Johnson C. Dep. Medical Physics, Salisbury District Hospital, UK 

The purpose of this study was to investigate the effects of ipsilateral arm movement and contralateral hand grasp on the spastic hand opened by open-loop electrical stimulation. The major problem of applying proper electrical stimulation is variable spasticity, the intensity of which changes with posture and movements of other parts of the body. Electrical stimulation was applied to extensor digitorum communis and ulnar nerve to open the affected hand. Different procedures were then used to assess the effects of moving the ipsilateral forearm and contracting the contralateral normal hand. Electrical stimulation opened the spastic hand in more than 95% of trials in all subjects, whether stimulation was applied before or after the movement of the forearm. Moving the ipsilateral forearm did have an effect on opening the hand, and making adjustment of stimulation intensities was necessary in all subjects. The stimulation opened the spastic hand during the contraction of the contralateral normal hand. Electrical stimulation could open the spastic hands most of the time, in the resence of ipsilateral forearm movement and contralateral normal hand contraction. If electrical stimulation was applied before the ipsilateral forearm was moved toward the target, stimulation intensities needed to be adjusted. 

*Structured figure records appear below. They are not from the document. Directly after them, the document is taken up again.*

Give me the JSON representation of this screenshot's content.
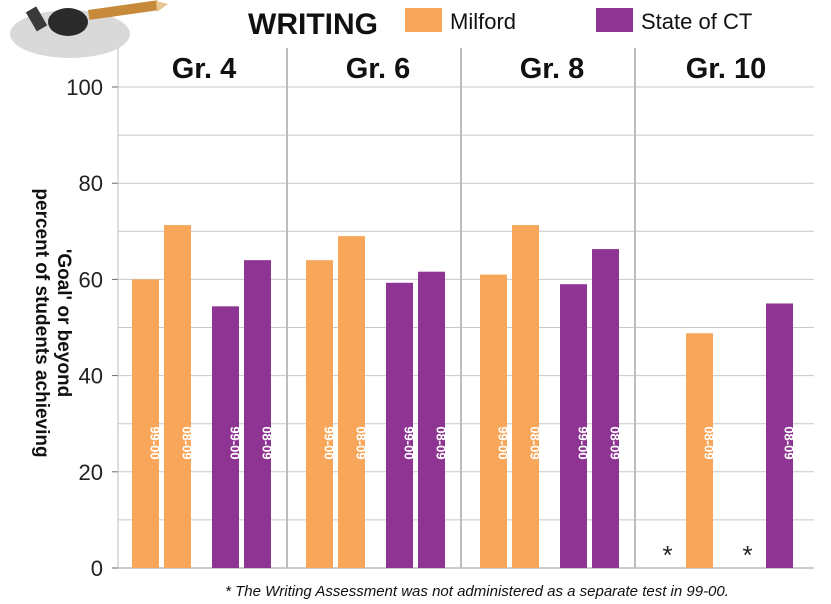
{
  "chart_data": {
    "type": "bar",
    "title": "WRITING",
    "ylabel_lines": [
      "percent of students achieving",
      "'Goal' or beyond"
    ],
    "ylim": [
      0,
      100
    ],
    "yticks": [
      0,
      20,
      40,
      60,
      80,
      100
    ],
    "grid": true,
    "legend": {
      "placement": "top",
      "entries": [
        {
          "name": "Milford",
          "color": "#F7A65A"
        },
        {
          "name": "State of CT",
          "color": "#8E3493"
        }
      ]
    },
    "groups": [
      {
        "label": "Gr. 4",
        "bars": [
          {
            "series": "Milford",
            "year": "99-00",
            "value": 60
          },
          {
            "series": "Milford",
            "year": "08-09",
            "value": 71.3
          },
          {
            "series": "State of CT",
            "year": "99-00",
            "value": 54.4
          },
          {
            "series": "State of CT",
            "year": "08-09",
            "value": 64
          }
        ]
      },
      {
        "label": "Gr. 6",
        "bars": [
          {
            "series": "Milford",
            "year": "99-00",
            "value": 64
          },
          {
            "series": "Milford",
            "year": "08-09",
            "value": 69
          },
          {
            "series": "State of CT",
            "year": "99-00",
            "value": 59.3
          },
          {
            "series": "State of CT",
            "year": "08-09",
            "value": 61.6
          }
        ]
      },
      {
        "label": "Gr. 8",
        "bars": [
          {
            "series": "Milford",
            "year": "99-00",
            "value": 61
          },
          {
            "series": "Milford",
            "year": "08-09",
            "value": 71.3
          },
          {
            "series": "State of CT",
            "year": "99-00",
            "value": 59
          },
          {
            "series": "State of CT",
            "year": "08-09",
            "value": 66.3
          }
        ]
      },
      {
        "label": "Gr. 10",
        "bars": [
          {
            "series": "Milford",
            "year": "99-00",
            "value": null,
            "marker": "*"
          },
          {
            "series": "Milford",
            "year": "08-09",
            "value": 48.8
          },
          {
            "series": "State of CT",
            "year": "99-00",
            "value": null,
            "marker": "*"
          },
          {
            "series": "State of CT",
            "year": "08-09",
            "value": 55
          }
        ]
      }
    ],
    "footnote": "* The Writing Assessment was not administered as a separate test in 99-00."
  },
  "colors": {
    "milford": "#F7A65A",
    "state": "#8E3493",
    "grid": "#c8c8c8",
    "divider": "#bdbdbd"
  },
  "logo_icon": "pencil-sharpener-mascot-icon"
}
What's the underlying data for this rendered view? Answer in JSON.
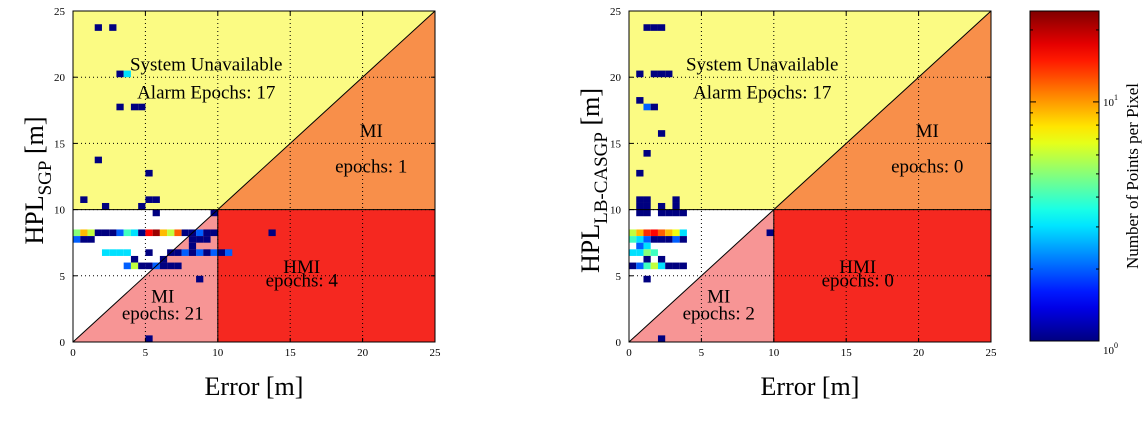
{
  "chart_data": [
    {
      "type": "heatmap",
      "xlabel": "Error [m]",
      "ylabel": {
        "main": "HPL",
        "sub": "SGP",
        "unit": "[m]"
      },
      "xlim": [
        0,
        25
      ],
      "ylim": [
        0,
        25
      ],
      "xticks": [
        "0",
        "5",
        "10",
        "15",
        "20",
        "25"
      ],
      "yticks": [
        "0",
        "5",
        "10",
        "15",
        "20",
        "25"
      ],
      "grid": true,
      "regions": [
        {
          "name": "System Unavailable",
          "color": "#fbfb83",
          "polygon": [
            [
              0,
              10
            ],
            [
              0,
              25
            ],
            [
              25,
              25
            ],
            [
              10,
              10
            ]
          ]
        },
        {
          "name": "MI (upper)",
          "color": "#f88f4a",
          "polygon": [
            [
              10,
              10
            ],
            [
              25,
              25
            ],
            [
              25,
              10
            ]
          ]
        },
        {
          "name": "HMI",
          "color": "#f52820",
          "polygon": [
            [
              10,
              0
            ],
            [
              10,
              10
            ],
            [
              25,
              10
            ],
            [
              25,
              0
            ]
          ]
        },
        {
          "name": "MI (lower)",
          "color": "#f79595",
          "polygon": [
            [
              0,
              0
            ],
            [
              10,
              10
            ],
            [
              10,
              0
            ]
          ]
        }
      ],
      "annotations": [
        {
          "text": "System Unavailable",
          "x": 9.2,
          "y": 20.5
        },
        {
          "text": "Alarm Epochs: 17",
          "x": 9.2,
          "y": 18.4
        },
        {
          "text": "MI",
          "x": 20.6,
          "y": 15.5
        },
        {
          "text": "epochs: 1",
          "x": 20.6,
          "y": 12.8
        },
        {
          "text": "HMI",
          "x": 15.8,
          "y": 5.2
        },
        {
          "text": "epochs: 4",
          "x": 15.8,
          "y": 4.2
        },
        {
          "text": "MI",
          "x": 6.2,
          "y": 3.0
        },
        {
          "text": "epochs: 21",
          "x": 6.2,
          "y": 1.7
        }
      ],
      "cell_width": 0.5,
      "cell_height": 0.5,
      "points": [
        [
          1.75,
          23.75,
          1
        ],
        [
          2.75,
          23.75,
          1
        ],
        [
          3.25,
          20.25,
          1
        ],
        [
          3.75,
          20.25,
          3
        ],
        [
          3.25,
          17.75,
          1
        ],
        [
          4.25,
          17.75,
          1
        ],
        [
          4.75,
          17.75,
          1
        ],
        [
          1.75,
          13.75,
          1
        ],
        [
          5.25,
          12.75,
          1
        ],
        [
          0.75,
          10.75,
          1
        ],
        [
          5.25,
          10.75,
          1
        ],
        [
          5.75,
          10.75,
          1
        ],
        [
          2.25,
          10.25,
          1
        ],
        [
          4.75,
          10.25,
          1
        ],
        [
          5.75,
          9.75,
          1
        ],
        [
          9.75,
          9.75,
          1
        ],
        [
          0.25,
          8.25,
          5
        ],
        [
          0.75,
          8.25,
          9
        ],
        [
          1.25,
          8.25,
          6
        ],
        [
          1.75,
          8.25,
          1
        ],
        [
          2.25,
          8.25,
          1
        ],
        [
          2.75,
          8.25,
          1
        ],
        [
          3.25,
          8.25,
          2
        ],
        [
          3.75,
          8.25,
          4
        ],
        [
          4.25,
          8.25,
          3
        ],
        [
          4.75,
          8.25,
          1
        ],
        [
          5.25,
          8.25,
          16
        ],
        [
          5.75,
          8.25,
          22
        ],
        [
          6.25,
          8.25,
          9
        ],
        [
          6.75,
          8.25,
          6
        ],
        [
          7.25,
          8.25,
          12
        ],
        [
          7.75,
          8.25,
          1
        ],
        [
          8.25,
          8.25,
          1
        ],
        [
          8.75,
          8.25,
          2
        ],
        [
          9.25,
          8.25,
          1
        ],
        [
          9.75,
          8.25,
          1
        ],
        [
          13.75,
          8.25,
          1
        ],
        [
          0.25,
          7.75,
          2
        ],
        [
          0.75,
          7.75,
          1
        ],
        [
          1.25,
          7.75,
          1
        ],
        [
          8.25,
          7.75,
          1
        ],
        [
          8.75,
          7.75,
          1
        ],
        [
          9.25,
          7.75,
          1
        ],
        [
          8.25,
          7.25,
          1
        ],
        [
          2.25,
          6.75,
          3
        ],
        [
          2.75,
          6.75,
          3
        ],
        [
          3.25,
          6.75,
          3
        ],
        [
          3.75,
          6.75,
          3
        ],
        [
          5.25,
          6.75,
          1
        ],
        [
          6.75,
          6.75,
          1
        ],
        [
          7.25,
          6.75,
          1
        ],
        [
          7.75,
          6.75,
          2
        ],
        [
          8.25,
          6.75,
          1
        ],
        [
          8.75,
          6.75,
          2
        ],
        [
          9.25,
          6.75,
          1
        ],
        [
          9.75,
          6.75,
          2
        ],
        [
          10.25,
          6.75,
          1
        ],
        [
          10.75,
          6.75,
          2
        ],
        [
          4.25,
          6.25,
          1
        ],
        [
          6.25,
          6.25,
          1
        ],
        [
          3.75,
          5.75,
          2
        ],
        [
          4.25,
          5.75,
          6
        ],
        [
          4.75,
          5.75,
          1
        ],
        [
          5.25,
          5.75,
          1
        ],
        [
          5.75,
          5.75,
          2
        ],
        [
          6.25,
          5.75,
          1
        ],
        [
          6.75,
          5.75,
          1
        ],
        [
          7.25,
          5.75,
          1
        ],
        [
          8.75,
          4.75,
          1
        ],
        [
          5.25,
          0.25,
          1
        ]
      ]
    },
    {
      "type": "heatmap",
      "xlabel": "Error [m]",
      "ylabel": {
        "main": "HPL",
        "sub": "LB-CASGP",
        "unit": "[m]"
      },
      "xlim": [
        0,
        25
      ],
      "ylim": [
        0,
        25
      ],
      "xticks": [
        "0",
        "5",
        "10",
        "15",
        "20",
        "25"
      ],
      "yticks": [
        "0",
        "5",
        "10",
        "15",
        "20",
        "25"
      ],
      "grid": true,
      "regions": [
        {
          "name": "System Unavailable",
          "color": "#fbfb83",
          "polygon": [
            [
              0,
              10
            ],
            [
              0,
              25
            ],
            [
              25,
              25
            ],
            [
              10,
              10
            ]
          ]
        },
        {
          "name": "MI (upper)",
          "color": "#f88f4a",
          "polygon": [
            [
              10,
              10
            ],
            [
              25,
              25
            ],
            [
              25,
              10
            ]
          ]
        },
        {
          "name": "HMI",
          "color": "#f52820",
          "polygon": [
            [
              10,
              0
            ],
            [
              10,
              10
            ],
            [
              25,
              10
            ],
            [
              25,
              0
            ]
          ]
        },
        {
          "name": "MI (lower)",
          "color": "#f79595",
          "polygon": [
            [
              0,
              0
            ],
            [
              10,
              10
            ],
            [
              10,
              0
            ]
          ]
        }
      ],
      "annotations": [
        {
          "text": "System Unavailable",
          "x": 9.2,
          "y": 20.5
        },
        {
          "text": "Alarm Epochs: 17",
          "x": 9.2,
          "y": 18.4
        },
        {
          "text": "MI",
          "x": 20.6,
          "y": 15.5
        },
        {
          "text": "epochs: 0",
          "x": 20.6,
          "y": 12.8
        },
        {
          "text": "HMI",
          "x": 15.8,
          "y": 5.2
        },
        {
          "text": "epochs: 0",
          "x": 15.8,
          "y": 4.2
        },
        {
          "text": "MI",
          "x": 6.2,
          "y": 3.0
        },
        {
          "text": "epochs: 2",
          "x": 6.2,
          "y": 1.7
        }
      ],
      "cell_width": 0.5,
      "cell_height": 0.5,
      "points": [
        [
          1.25,
          23.75,
          1
        ],
        [
          1.75,
          23.75,
          1
        ],
        [
          2.25,
          23.75,
          1
        ],
        [
          0.75,
          20.25,
          1
        ],
        [
          1.75,
          20.25,
          1
        ],
        [
          2.25,
          20.25,
          1
        ],
        [
          2.75,
          20.25,
          1
        ],
        [
          0.75,
          18.25,
          1
        ],
        [
          1.25,
          17.75,
          2
        ],
        [
          1.75,
          17.75,
          1
        ],
        [
          2.25,
          15.75,
          1
        ],
        [
          1.25,
          14.25,
          1
        ],
        [
          0.75,
          12.75,
          1
        ],
        [
          0.75,
          10.75,
          1
        ],
        [
          1.25,
          10.75,
          1
        ],
        [
          3.25,
          10.75,
          1
        ],
        [
          0.75,
          10.25,
          1
        ],
        [
          1.25,
          10.25,
          1
        ],
        [
          2.25,
          10.25,
          1
        ],
        [
          3.25,
          10.25,
          1
        ],
        [
          0.75,
          9.75,
          1
        ],
        [
          1.25,
          9.75,
          1
        ],
        [
          2.25,
          9.75,
          1
        ],
        [
          2.75,
          9.75,
          1
        ],
        [
          3.25,
          9.75,
          1
        ],
        [
          3.75,
          9.75,
          1
        ],
        [
          0.25,
          8.25,
          6
        ],
        [
          0.75,
          8.25,
          9
        ],
        [
          1.25,
          8.25,
          14
        ],
        [
          1.75,
          8.25,
          16
        ],
        [
          2.25,
          8.25,
          12
        ],
        [
          2.75,
          8.25,
          9
        ],
        [
          3.25,
          8.25,
          7
        ],
        [
          3.75,
          8.25,
          3
        ],
        [
          9.75,
          8.25,
          1
        ],
        [
          0.25,
          7.75,
          4
        ],
        [
          0.75,
          7.75,
          3
        ],
        [
          1.25,
          7.75,
          2
        ],
        [
          1.75,
          7.75,
          1
        ],
        [
          2.25,
          7.75,
          1
        ],
        [
          2.75,
          7.75,
          1
        ],
        [
          3.25,
          7.75,
          2
        ],
        [
          3.75,
          7.75,
          1
        ],
        [
          0.75,
          7.25,
          2
        ],
        [
          1.25,
          7.25,
          3
        ],
        [
          0.25,
          6.75,
          3
        ],
        [
          0.75,
          6.75,
          3
        ],
        [
          1.25,
          6.75,
          5
        ],
        [
          1.75,
          6.75,
          4
        ],
        [
          1.25,
          6.25,
          1
        ],
        [
          2.25,
          6.25,
          1
        ],
        [
          0.25,
          5.75,
          1
        ],
        [
          0.75,
          5.75,
          2
        ],
        [
          1.25,
          5.75,
          4
        ],
        [
          1.75,
          5.75,
          6
        ],
        [
          2.25,
          5.75,
          3
        ],
        [
          2.75,
          5.75,
          1
        ],
        [
          3.25,
          5.75,
          1
        ],
        [
          3.75,
          5.75,
          1
        ],
        [
          1.25,
          4.75,
          1
        ],
        [
          2.25,
          0.25,
          1
        ]
      ]
    }
  ],
  "colorbar": {
    "label": "Number of Points per Pixel",
    "scale": "log",
    "range": [
      1,
      24
    ],
    "tick_labels": [
      {
        "base": "10",
        "exp": "0",
        "value": 1
      },
      {
        "base": "10",
        "exp": "1",
        "value": 10
      }
    ],
    "colormap": "jet"
  }
}
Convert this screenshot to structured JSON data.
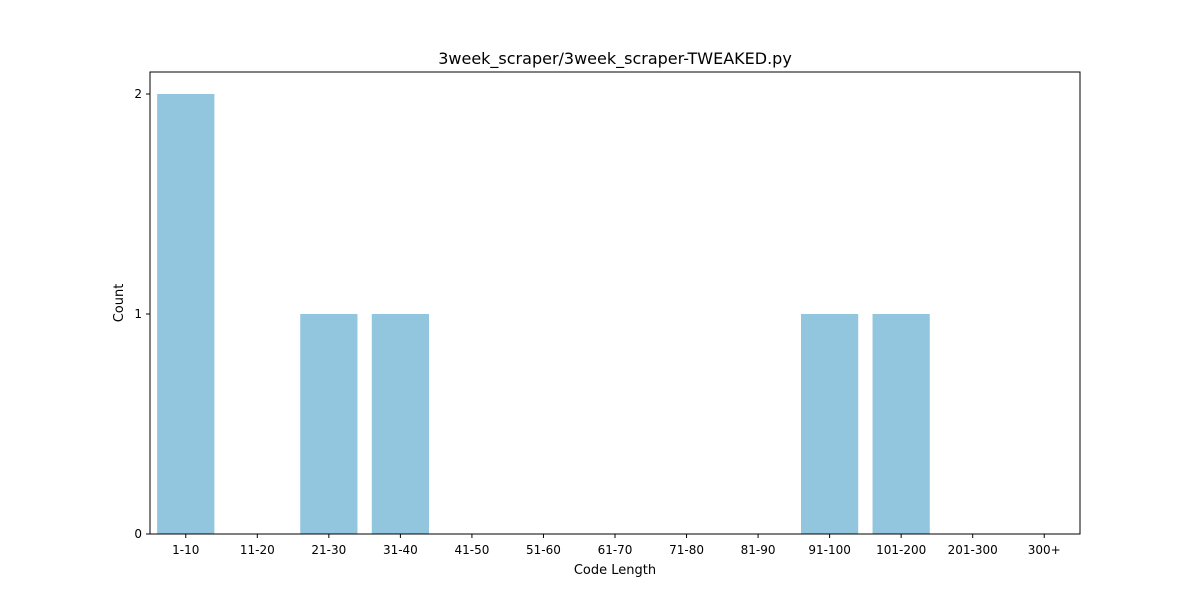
{
  "chart_data": {
    "type": "bar",
    "title": "3week_scraper/3week_scraper-TWEAKED.py",
    "xlabel": "Code Length",
    "ylabel": "Count",
    "categories": [
      "1-10",
      "11-20",
      "21-30",
      "31-40",
      "41-50",
      "51-60",
      "61-70",
      "71-80",
      "81-90",
      "91-100",
      "101-200",
      "201-300",
      "300+"
    ],
    "values": [
      2,
      0,
      1,
      1,
      0,
      0,
      0,
      0,
      0,
      1,
      1,
      0,
      0
    ],
    "yticks": [
      0,
      1,
      2
    ],
    "ylim": [
      0,
      2.1
    ],
    "grid": false,
    "bar_color": "#92c5de"
  }
}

Lin C. Dep. Neurology, National Cheng-Kung University Hospital, Taiwan Neurorehabilitation Neural Repair 

The purpose of this study was to evaluate the efficacy of the use of neuromuscular stimulation (NMS)-induced contraction of the paralyzed muscles to produce an active muscle pump for removing excess fluid and compare its effect with elevation of the upper extremity. The effects of 30 minutes of NMS of the finger and wrist flexors and extensors were compared with the effects of 30 minutes of limb elevation alone. Each of eight cerebrovascular accident (CVA) patients with visible hand edema received both treatments, one on each of 2 consecutive days. Measures of hand and arm volume and upper and lower arm girth were taken before and after each treatment. Analyses comparing mean percentage change scores for both treatments showed large and significant treatment effects for all dependent measures. The finding suggests that NMS was more effective for reduction of hand edema than limb elevation alone for this sample of eight CVA patients.